O Bharata, whenever dharma declines and adharma rises, then I manifest myself; for the protection of the good, for the destruction of the wicked, and for the establishment of dharma, I appear age after age.
Let us take this final verse and continue in the morning. I said: beings like Krishna are born out of karuna, not vasana. Understand their difference. Vasana is for oneself; karuna is for others. Vasana’s target is “I”; karuna’s target is the other. Vasana contracts toward the ego-center; karuna expands from the periphery to all. Like a flower blossoming and fragrance spreading; like ripples traveling across a lake when a stone is thrown—karuna spreads. Vasana is contraction; karuna expansion.
Krishna says: out of karuna—whenever dharma declines, to re-establish it; when adharma becomes powerful, to bid it farewell—I come.
Note: when Krishna says “I come,” this “I” includes Buddha, Mahavira, Jesus, Mohammed—all. This “I” is not personal. He is saying: whenever someone comes for the birth of light and the demise of darkness—that is my coming. The “I” here means the One Consciousness.
Whoever has exhausted vasanas can return out of karuna—whenever needed. Such a one has no personal name—for all names belong to vasana. As long as “my” desire exists, “my” name and identity exist. If no vasana remains, ego disappears, name disappears; then my birth is Krishna’s birth; your birth, if without vasana, is Krishna’s birth.

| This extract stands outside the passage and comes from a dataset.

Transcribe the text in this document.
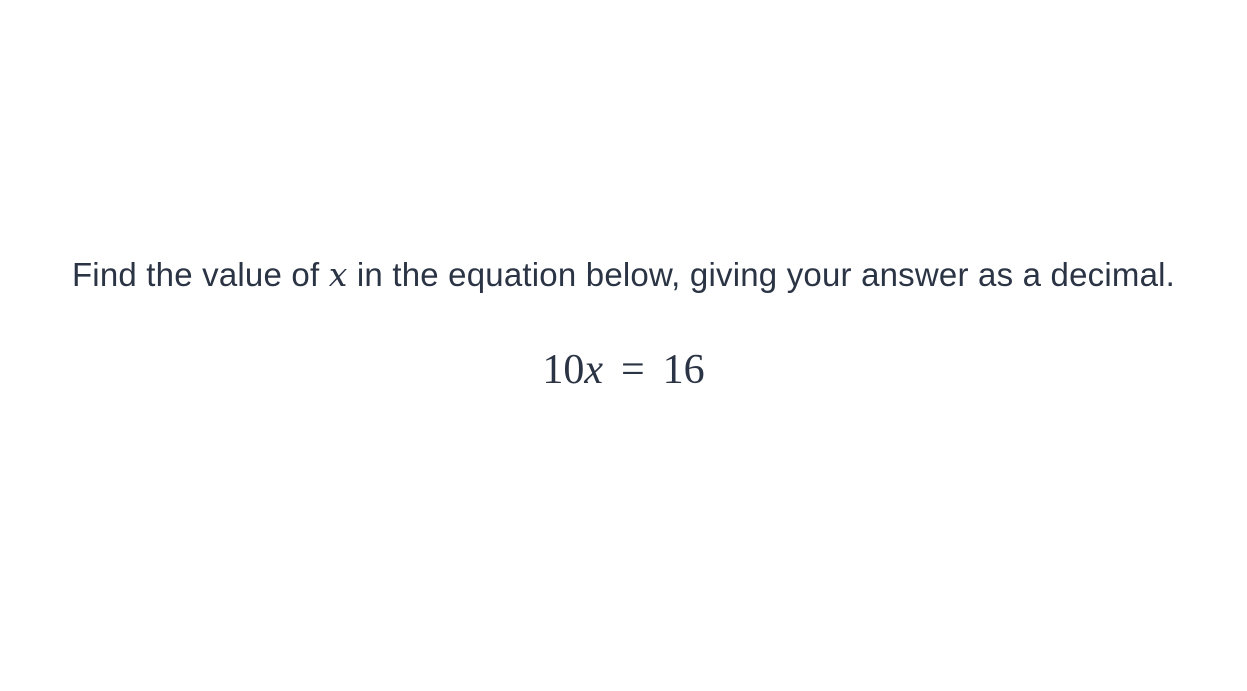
Find the value of x in the equation below, giving your answer as a decimal.
10x = 16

Truly understood: our impurities are our personalities. When purified, no personality remains. Thus wherever anyone is born out of karuna—that is Krishna’s coming. When needed, when darkness thickens, a ray returns—out of compassion. If there is no need, none returns. The earth has always needed; hence again and again.
This “destruction of the wicked” and “protection of the good” must be understood. Destruction of the wicked does not mean murdering the wicked—that would itself be wicked. It means the destruction of wickedness within the wicked. Kill the evil, not the person. If you slay the person, the evil in you grows.

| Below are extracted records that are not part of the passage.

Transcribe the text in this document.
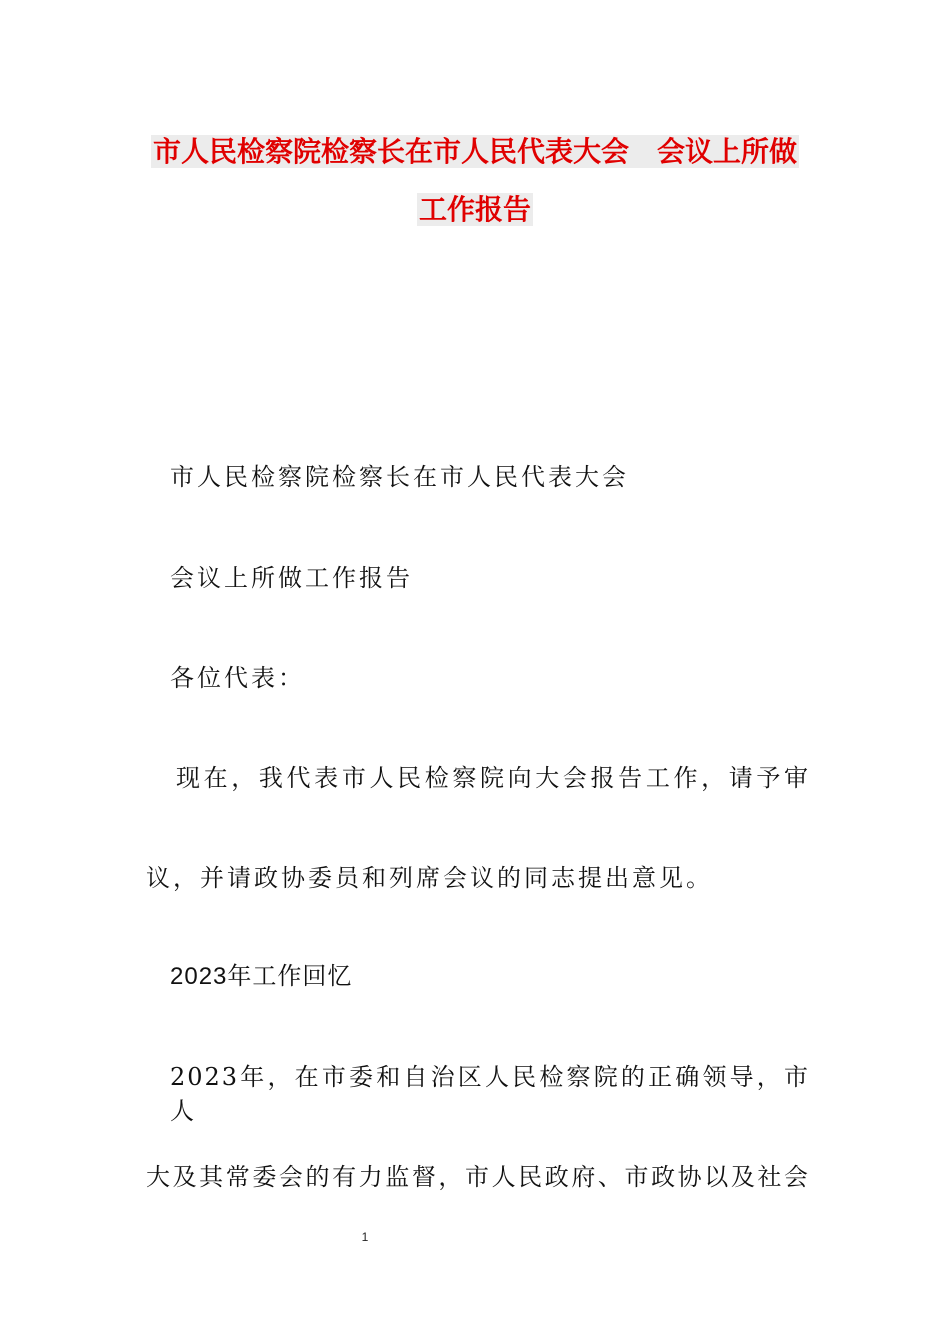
市人民检察院检察长在市人民代表大会　会议上所做
工作报告
市人民检察院检察长在市人民代表大会
会议上所做工作报告
各位代表：
现在，我代表市人民检察院向大会报告工作，请予审
议，并请政协委员和列席会议的同志提出意见。
2023年工作回忆
2023年，在市委和自治区人民检察院的正确领导，市人
大及其常委会的有力监督，市人民政府、市政协以及社会
1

“Protection of the good” is subtler. A sadhu is one who needs no saving. If a sadhu cannot save himself, who is he? We think perhaps the wicked harass the sadhus, so for their rescue Krishna comes. But a true sadhu cannot be harassed. If the wicked attack a sadhu, only the wicked must change—not the sadhu. A sadhu cannot be harmed: for him insult and garland are the same; how will you hurt him?
Then “for the protection of sadhus” means: for the redemption of pseudo-sadhus from hypocrisy. For in an age of adharma, true sadhus are absent; what you have are pious masks. Hypocrisy has no substance to destroy; it can only be unmasked. Evil is something to be destroyed; hypocrisy is only a face to be removed—then the man behind appears.
Where there are no sadhus, there is adharma; where there are sadhus, dharma stands. Dharma too needs a ground on earth—the hearts of sadhus. Without them, dharma has nowhere to place its feet; it becomes like Trishanku, hanging in mid-air. Adharma stands upon the hearts of the unholy.
I was once at a gathering. A renowned sadhu, Karpatri-ji, led the crowd to shout: Victory to dharma! Three times they cried. Then: Down with adharma! I said to the sadhu beside me: once victory to dharma is declared, how can adharma remain? Asking for both is like saying: light the lamp—and then: remove the darkness. If the lamp is lit, darkness is gone. If darkness doesn’t go with “victory to dharma,” it will not go with slogans against it.
When there are no true sadhus, there is no dharma; when there is no dharma, adharma arises. Then Krishna says: I—in the sense of any consciousness free of vasana—return out of compassion: for the redemption of the “sadhus” from hypocrisy, and for the destruction of evil in the wicked.
We shall speak further in the morning.